BAE Systems delivers NASA’s SPHEREx Observatory
Posted on 31 Jan 2025. Edited by: Colin Granger. Read 834 times.

Earlier this month,
BAE Systems delivered
NASA’s ‘Spectro-Photometer for the History of the Universe, Epoch of Reionisation and Ices Explorer’ (SPHEREx) Observatory to Vandenberg Space Force Base in California. The observatory is scheduled to launch in late February alongside NASA’s ‘Polarimeter to Unify the Corona and Heliosphere’ (PUNCH) mission aboard a SpaceX Falcon 9 rocket. The mission, scheduled for a minimum two-years, will conduct the first all-sky spectral surveys and gather valuable data to help answer ‘fundamental questions about the universe’.
SPHEREx will use an advanced imager developed by NASA’s Jet Propulsion Laboratory (JPL) and the California Institute of Technology (Caltech) to survey the entire sky in near-infra-red light.
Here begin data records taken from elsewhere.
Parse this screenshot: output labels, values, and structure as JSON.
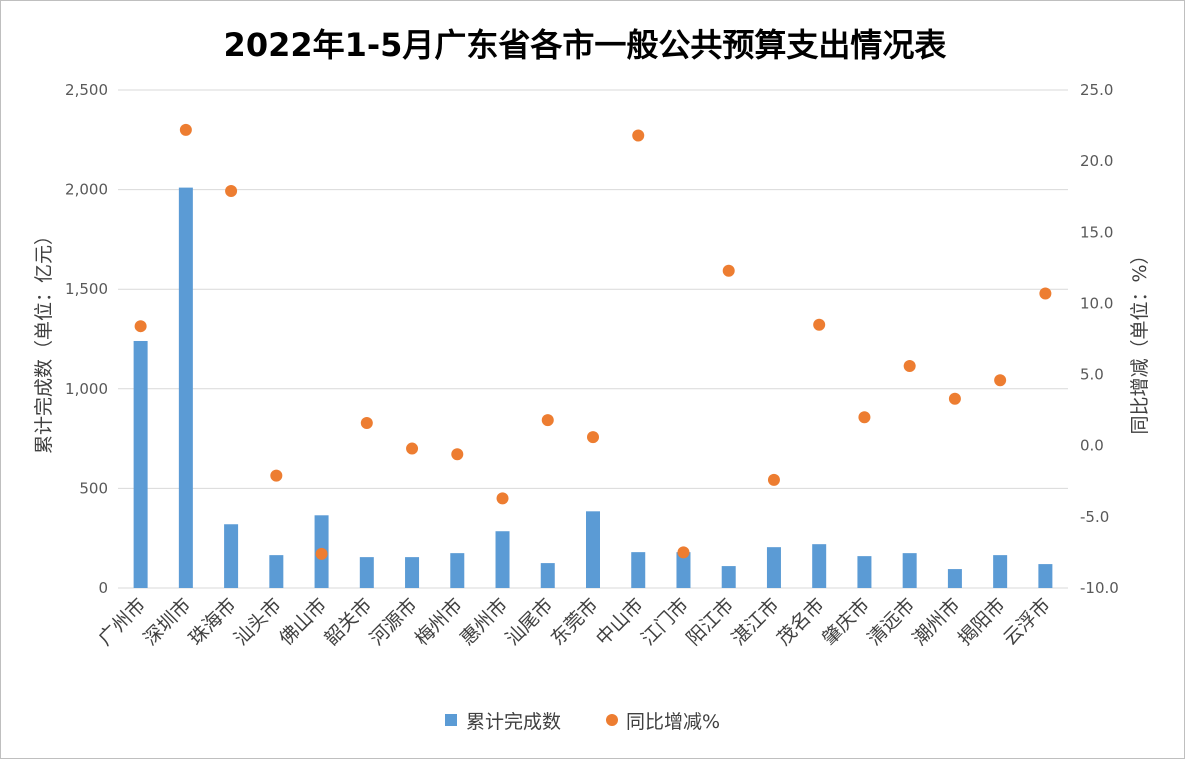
{
  "chart_data": {
    "type": "bar",
    "title": "2022年1-5月广东省各市一般公共预算支出情况表",
    "ylabel": "累计完成数（单位：亿元）",
    "y2label": "同比增减（单位：%）",
    "ylim": [
      0,
      2500
    ],
    "y2lim": [
      -10,
      25
    ],
    "yticks": [
      "0",
      "500",
      "1,000",
      "1,500",
      "2,000",
      "2,500"
    ],
    "y2ticks": [
      "-10.0",
      "-5.0",
      "0.0",
      "5.0",
      "10.0",
      "15.0",
      "20.0",
      "25.0"
    ],
    "grid": true,
    "legend_position": "bottom",
    "categories": [
      "广州市",
      "深圳市",
      "珠海市",
      "汕头市",
      "佛山市",
      "韶关市",
      "河源市",
      "梅州市",
      "惠州市",
      "汕尾市",
      "东莞市",
      "中山市",
      "江门市",
      "阳江市",
      "湛江市",
      "茂名市",
      "肇庆市",
      "清远市",
      "潮州市",
      "揭阳市",
      "云浮市"
    ],
    "series": [
      {
        "name": "累计完成数",
        "kind": "bar",
        "axis": "left",
        "color": "#5b9bd5",
        "values": [
          1240,
          2010,
          320,
          165,
          365,
          155,
          155,
          175,
          285,
          125,
          385,
          180,
          180,
          110,
          205,
          220,
          160,
          175,
          95,
          165,
          120
        ]
      },
      {
        "name": "同比增减%",
        "kind": "scatter",
        "axis": "right",
        "color": "#ed7d31",
        "values": [
          8.4,
          22.2,
          17.9,
          -2.1,
          -7.6,
          1.6,
          -0.2,
          -0.6,
          -3.7,
          1.8,
          0.6,
          21.8,
          -7.5,
          12.3,
          -2.4,
          8.5,
          2.0,
          5.6,
          3.3,
          4.6,
          10.7
        ]
      }
    ]
  }
}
Over the course of four planned surveys, the observatory will create 3-D, coloured maps of more than 450 million galaxies and millions of stars in the Milky Way.
This data will provide the scientific community with novel insights on the formation of the universe in the moments after the ‘Big Bang’, help determine how galaxies evolve over time, and seek out water and other life-sustaining molecules in areas where planets are forming. SPHEREx will also identify ‘targets of interest’ for follow-up studies by observatories like the James Webb Space Telescope.
BAE Systems built both the ‘spacecraft bus’ and telescope for the observatory; the company also led the spacecraft integration and environmental testing for the mission — and it will support launch operations and spacecraft commissioning.